The CBI – since the publication of their First Steps document – has consistently led the way on criticising the existing education system, with its focus on attainment rather than skilling and preparing young people for life – in work and play.
“The system is currently too much of a conveyor belt – it moves children along at a certain pace, but does not deal well with individual needs . . . . . it is the narrow definition of success we give schools at each stage of development . . . . . that encourages this approach.”
“Far too neglected in the current debate – there is a set of behaviours and attitudes, a kind of social literacy that we must foster. An exclusive focus on subjects for study would fail to equip young people with these, though rigour in the curriculum does help. These personal behaviours and attributes – sometimes termed character – play a critical role in determining personal effectiveness in their future lives, and should be part of our vision.”
Admittedly, the First Steps publication was largely concerned with schools rather than universities but the same philosophy applies to both.
Inserting the word “universities” or” HEIs” – from the CBI’s “First Steps” report where “schools” currently exists should give food for thought to our higher education institutions (HEIs).
“For reform to be a coherent whole, all the incentives acting on schools/HEIs need to be addressed. This includes the essential role of the accountability system, and the many conflicting expectations placed on schools/HEIs. Judging real outcomes for every child and the steps schools/HEIs are taking to deliver them is complex and not easily reducible to a league table or test, but this is the key point – a renewed system should be able to judge performance against the goals based on more complex metrics.”
Back in the days before student loans, before universities were massive commercial entities, before research grants took huge precedence over the needs of the under-graduate, before the customer-client manifestations, our tutors knew us, spent time with us – with the better ones knowing our writing styles so that plagiarism could be readily spotted. All our work contributed to our final degrees, not just the summative essays (i.e. those that contribute to the final degree outcome) per term and a couple of exams in June.
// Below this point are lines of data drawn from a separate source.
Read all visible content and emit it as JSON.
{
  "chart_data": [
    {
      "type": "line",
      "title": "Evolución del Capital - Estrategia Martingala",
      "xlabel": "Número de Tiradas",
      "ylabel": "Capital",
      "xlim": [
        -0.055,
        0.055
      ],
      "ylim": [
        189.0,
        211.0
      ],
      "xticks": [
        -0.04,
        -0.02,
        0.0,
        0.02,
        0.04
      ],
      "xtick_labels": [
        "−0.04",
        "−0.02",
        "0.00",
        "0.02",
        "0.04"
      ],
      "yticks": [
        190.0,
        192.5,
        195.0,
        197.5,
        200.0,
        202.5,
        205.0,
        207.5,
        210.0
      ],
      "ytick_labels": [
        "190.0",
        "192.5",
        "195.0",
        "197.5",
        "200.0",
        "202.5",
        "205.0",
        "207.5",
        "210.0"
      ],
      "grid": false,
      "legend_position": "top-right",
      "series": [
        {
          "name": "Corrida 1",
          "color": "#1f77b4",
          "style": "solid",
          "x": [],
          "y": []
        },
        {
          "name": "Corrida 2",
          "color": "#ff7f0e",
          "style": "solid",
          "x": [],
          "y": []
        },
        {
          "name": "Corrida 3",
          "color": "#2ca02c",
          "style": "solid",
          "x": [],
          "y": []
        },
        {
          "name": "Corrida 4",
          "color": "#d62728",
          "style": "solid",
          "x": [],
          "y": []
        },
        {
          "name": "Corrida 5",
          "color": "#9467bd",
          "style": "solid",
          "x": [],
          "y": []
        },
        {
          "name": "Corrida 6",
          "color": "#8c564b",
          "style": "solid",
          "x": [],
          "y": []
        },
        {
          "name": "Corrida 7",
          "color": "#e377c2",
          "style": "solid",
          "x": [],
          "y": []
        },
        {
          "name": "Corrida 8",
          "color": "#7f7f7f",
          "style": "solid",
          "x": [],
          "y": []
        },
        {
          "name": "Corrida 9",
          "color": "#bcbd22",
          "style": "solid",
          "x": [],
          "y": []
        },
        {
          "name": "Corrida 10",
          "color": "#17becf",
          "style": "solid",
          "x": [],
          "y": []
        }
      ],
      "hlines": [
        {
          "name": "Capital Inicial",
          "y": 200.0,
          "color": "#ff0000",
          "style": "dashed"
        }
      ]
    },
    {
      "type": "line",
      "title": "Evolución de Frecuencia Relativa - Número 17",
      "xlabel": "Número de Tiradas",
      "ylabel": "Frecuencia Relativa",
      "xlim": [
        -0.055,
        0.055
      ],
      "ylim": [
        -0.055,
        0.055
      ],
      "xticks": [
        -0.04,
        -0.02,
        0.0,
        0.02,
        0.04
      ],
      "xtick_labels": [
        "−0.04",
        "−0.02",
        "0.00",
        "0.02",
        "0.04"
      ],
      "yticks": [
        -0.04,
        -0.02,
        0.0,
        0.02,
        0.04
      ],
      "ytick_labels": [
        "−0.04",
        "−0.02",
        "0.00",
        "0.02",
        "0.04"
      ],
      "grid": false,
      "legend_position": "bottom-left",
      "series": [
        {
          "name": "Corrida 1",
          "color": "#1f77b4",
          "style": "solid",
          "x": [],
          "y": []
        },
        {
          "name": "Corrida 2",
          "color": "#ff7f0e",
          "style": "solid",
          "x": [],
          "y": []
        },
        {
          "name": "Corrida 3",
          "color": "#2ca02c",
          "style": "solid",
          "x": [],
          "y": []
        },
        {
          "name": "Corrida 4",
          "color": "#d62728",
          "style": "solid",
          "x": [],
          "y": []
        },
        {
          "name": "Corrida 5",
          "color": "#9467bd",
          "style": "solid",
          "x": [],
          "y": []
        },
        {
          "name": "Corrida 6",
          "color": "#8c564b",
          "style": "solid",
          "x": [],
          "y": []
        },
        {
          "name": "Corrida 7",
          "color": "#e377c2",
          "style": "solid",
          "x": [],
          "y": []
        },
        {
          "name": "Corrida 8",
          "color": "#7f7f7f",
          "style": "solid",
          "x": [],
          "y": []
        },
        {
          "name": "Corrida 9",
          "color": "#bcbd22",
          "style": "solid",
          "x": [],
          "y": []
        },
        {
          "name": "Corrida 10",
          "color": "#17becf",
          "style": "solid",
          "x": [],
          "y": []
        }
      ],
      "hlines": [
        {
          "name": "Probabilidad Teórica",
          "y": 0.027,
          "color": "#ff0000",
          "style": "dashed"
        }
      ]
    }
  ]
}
This may not have been the perfect education. There may have been serious flaws in the system, but at least we were dealt with as human beings instead of an essay grade.
Young people who buy these essays have bought into something else – the notion that a degree education is the be all and end all of life; that they won’t succeed in life financially or indeed socially if they don’t have a degree. Many a university understandably perpetuates that myth since it supports their modus operandi.
Unless universities look carefully at the entire purpose of higher education, unless they properly address the needs of young people, unless they realise that they have a duty of care to guide and protect and support students who’ve worked hard to get into their institutions, unless they work with organisations like the CBI to accommodate the life skills and attitudes that professions, industries and businesses are begging for, unless they work out some changes to their protocols to accommodate the changing nature of the customer/client process, then they are never going overcome the desperate plagiaristic behaviour of some of their students, who want success at all costs – with those costs going way beyond the price demanded by the Essay Houses and their deceitful products.
The number of students accessing these essay mill sites may be relatively small, but the trade in essays is a component of a system that seriously needs to rethink what it is doing.